Malaysian palm oil futures hit a six-week high on Wednesday, supported by short-covering and technical buying ahead of production data due later this week. By the close, the benchmark November contract on the Bursa Malaysia Derivatives exchange ended 1.1 percent higher at 2,114 ringgit ($489) a tonne. Earlier palm rose to 2,132 ringgit, its strongest level since July 29, and prices have now gained 6 percent this month.
Traded volume stood at 49,876 lots of 25 tonnes each, above the average 35,000 lots. "The market is up and breaking new highs," said a trader based in Kuala Lumpur. "There is a lot of speculative buying and short-covering going on but it's more technical." The Malaysian Palm Oil Board is set to release production and stocks data for August on Thursday, he said, adding that many traders are expecting the outlook to be bearish.
Palm oil is expected to test resistance at 2,113 ringgit per tonne, a break above which could lead to a further gain to 2,171 ringgit, said Reuters market analyst for commodities and energy technicals Wang Tao. "Prices are in short-covering mode," said a second palm trader, citing market talk that a weekly US government report may lower its crop rating.

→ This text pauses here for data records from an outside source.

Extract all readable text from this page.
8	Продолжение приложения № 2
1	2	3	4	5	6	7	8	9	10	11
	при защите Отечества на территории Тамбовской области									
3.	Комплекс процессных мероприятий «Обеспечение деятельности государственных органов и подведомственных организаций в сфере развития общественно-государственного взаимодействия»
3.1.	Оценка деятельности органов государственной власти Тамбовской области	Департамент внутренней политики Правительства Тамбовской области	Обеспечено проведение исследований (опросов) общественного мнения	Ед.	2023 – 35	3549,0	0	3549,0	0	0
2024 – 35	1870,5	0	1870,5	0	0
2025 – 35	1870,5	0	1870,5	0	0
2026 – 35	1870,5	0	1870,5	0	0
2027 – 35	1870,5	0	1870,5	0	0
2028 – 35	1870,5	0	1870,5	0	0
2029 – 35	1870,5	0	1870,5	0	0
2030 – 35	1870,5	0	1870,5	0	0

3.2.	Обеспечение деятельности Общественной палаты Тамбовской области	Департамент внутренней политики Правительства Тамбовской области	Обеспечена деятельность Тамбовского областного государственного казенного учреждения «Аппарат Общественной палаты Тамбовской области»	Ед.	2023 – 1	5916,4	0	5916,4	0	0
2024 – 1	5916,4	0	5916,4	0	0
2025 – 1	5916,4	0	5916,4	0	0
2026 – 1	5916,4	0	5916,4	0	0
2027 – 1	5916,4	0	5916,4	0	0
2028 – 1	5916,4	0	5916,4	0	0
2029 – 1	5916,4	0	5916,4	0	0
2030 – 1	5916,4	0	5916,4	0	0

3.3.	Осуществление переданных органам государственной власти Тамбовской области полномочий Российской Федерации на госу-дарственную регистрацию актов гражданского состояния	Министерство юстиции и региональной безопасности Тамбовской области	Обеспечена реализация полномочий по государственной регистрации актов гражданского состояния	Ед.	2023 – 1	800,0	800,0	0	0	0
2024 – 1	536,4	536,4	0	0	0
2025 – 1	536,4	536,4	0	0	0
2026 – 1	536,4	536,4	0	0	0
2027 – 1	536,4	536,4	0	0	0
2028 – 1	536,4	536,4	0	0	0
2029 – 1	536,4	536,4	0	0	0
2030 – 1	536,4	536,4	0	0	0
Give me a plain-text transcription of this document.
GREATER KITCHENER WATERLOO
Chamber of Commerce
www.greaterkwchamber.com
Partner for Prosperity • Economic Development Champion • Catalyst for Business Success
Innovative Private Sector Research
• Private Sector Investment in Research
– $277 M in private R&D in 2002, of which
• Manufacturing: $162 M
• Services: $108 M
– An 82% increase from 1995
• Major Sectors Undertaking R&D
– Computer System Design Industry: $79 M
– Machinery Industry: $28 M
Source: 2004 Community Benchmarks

"The weaker ringgit and improved external markets are certainly the catalyst." In other vegetable oil markets, the most active January soybean oil contract on the Dalian Commodity Exchange was 0.8 percent higher, the US December soyoil contract was up 0.4 percent in late Asian trade. In other oils, stronger stock markets helped stabilise crude prices, yet concerns about oversupply persisted.